Orta Doğu’nun en ağır insani krizlerinden birinin yaşandığı Yemen’de alınan olağanüstü hal kararı, sahadaki güç dengelerini ve siyasi kırılmaları yeniden gündeme taşıdı. Uzmanlara göre OHAL, mevcut yönetim yapısının ülke genelinde kontrol sağlamakta zorlandığının açık bir göstergesi.
1990’da birleşerek tek devlet haline gelen Yemen, aradan geçen yıllarda yolsuzluk, zayıf kurumlar ve dış etkilere açık yönetimler nedeniyle istikrarsızlığa sürüklendi. 2011’de başlayan halk hareketleri sonrası iktidar değişse de, yeni yönetim ülke içinde güçlü bir meşruiyet tesis edemedi.
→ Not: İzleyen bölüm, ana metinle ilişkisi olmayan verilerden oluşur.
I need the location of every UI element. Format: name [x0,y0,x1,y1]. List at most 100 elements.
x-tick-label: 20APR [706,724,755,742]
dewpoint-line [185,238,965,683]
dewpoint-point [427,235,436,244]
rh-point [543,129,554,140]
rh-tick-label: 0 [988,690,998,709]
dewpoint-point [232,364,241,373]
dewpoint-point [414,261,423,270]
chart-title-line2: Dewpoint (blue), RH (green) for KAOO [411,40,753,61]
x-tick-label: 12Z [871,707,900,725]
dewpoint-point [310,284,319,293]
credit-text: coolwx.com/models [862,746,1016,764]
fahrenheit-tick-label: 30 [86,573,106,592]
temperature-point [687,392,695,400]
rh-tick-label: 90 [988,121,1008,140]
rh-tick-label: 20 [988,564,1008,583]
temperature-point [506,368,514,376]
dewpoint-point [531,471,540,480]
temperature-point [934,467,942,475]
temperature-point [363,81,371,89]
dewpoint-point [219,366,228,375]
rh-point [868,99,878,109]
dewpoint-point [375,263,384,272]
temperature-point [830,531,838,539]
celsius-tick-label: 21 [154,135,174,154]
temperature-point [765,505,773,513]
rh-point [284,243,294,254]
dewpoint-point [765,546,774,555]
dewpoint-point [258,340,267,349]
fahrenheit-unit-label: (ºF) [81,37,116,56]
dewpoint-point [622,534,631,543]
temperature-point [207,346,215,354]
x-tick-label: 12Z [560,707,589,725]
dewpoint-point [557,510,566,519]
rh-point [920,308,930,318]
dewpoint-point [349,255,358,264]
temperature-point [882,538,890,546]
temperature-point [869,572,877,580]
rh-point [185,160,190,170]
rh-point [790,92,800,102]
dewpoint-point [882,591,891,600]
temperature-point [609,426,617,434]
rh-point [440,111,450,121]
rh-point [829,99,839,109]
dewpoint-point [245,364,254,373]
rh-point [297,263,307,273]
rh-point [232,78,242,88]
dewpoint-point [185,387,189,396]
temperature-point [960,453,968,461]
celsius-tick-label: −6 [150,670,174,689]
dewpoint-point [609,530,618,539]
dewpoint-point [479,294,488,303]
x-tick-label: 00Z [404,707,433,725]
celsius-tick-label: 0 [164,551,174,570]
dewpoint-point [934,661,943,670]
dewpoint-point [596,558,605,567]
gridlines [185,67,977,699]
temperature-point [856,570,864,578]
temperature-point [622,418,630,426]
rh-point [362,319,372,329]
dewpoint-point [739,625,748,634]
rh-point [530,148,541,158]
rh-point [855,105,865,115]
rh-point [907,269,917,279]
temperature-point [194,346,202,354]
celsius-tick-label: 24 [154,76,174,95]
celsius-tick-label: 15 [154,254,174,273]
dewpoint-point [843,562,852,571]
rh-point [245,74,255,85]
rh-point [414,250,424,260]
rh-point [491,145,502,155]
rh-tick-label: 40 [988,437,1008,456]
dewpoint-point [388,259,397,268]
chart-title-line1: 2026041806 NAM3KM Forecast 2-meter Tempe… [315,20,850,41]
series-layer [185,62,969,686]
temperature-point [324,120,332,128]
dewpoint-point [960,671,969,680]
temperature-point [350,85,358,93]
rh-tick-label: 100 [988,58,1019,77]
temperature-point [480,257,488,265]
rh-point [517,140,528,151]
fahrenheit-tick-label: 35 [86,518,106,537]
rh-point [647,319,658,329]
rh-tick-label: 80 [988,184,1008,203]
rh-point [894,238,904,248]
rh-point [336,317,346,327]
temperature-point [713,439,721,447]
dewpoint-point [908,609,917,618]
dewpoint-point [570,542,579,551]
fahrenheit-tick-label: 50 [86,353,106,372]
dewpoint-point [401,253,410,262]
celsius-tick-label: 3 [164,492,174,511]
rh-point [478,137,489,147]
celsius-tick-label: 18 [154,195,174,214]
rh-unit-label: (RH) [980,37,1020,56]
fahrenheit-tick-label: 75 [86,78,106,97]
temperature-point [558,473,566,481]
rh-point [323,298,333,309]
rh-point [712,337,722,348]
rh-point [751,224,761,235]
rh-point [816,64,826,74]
Bu süreçte Ensarullah Hareketi, özellikle başkent San’a ve çevresinde etkisini artırarak fiili bir güç haline geldi. Hareket, ülkenin bölünmesine ve dış müdahalelere karşı duruşuyla dikkat çekiyor.
Öte yandan Suudi Arabistan öncülüğündeki askeri koalisyonun ve Birleşik Arap Emirlikleri destekli grupların sahadaki varlığı, Yemen’deki karmaşayı daha da derinleştirdi. Koalisyon içindeki görüş ayrılıkları ve çıkar çatışmaları, ülkenin siyasi geleceğini belirsizliğe sürüklüyor.
İlan edilen OHAL, bu tablo içinde yalnızca bir güvenlik önlemi değil; Yemen’deki yönetim krizinin ve parçalanmış güç yapısının sembolü olarak yorumlanıyor.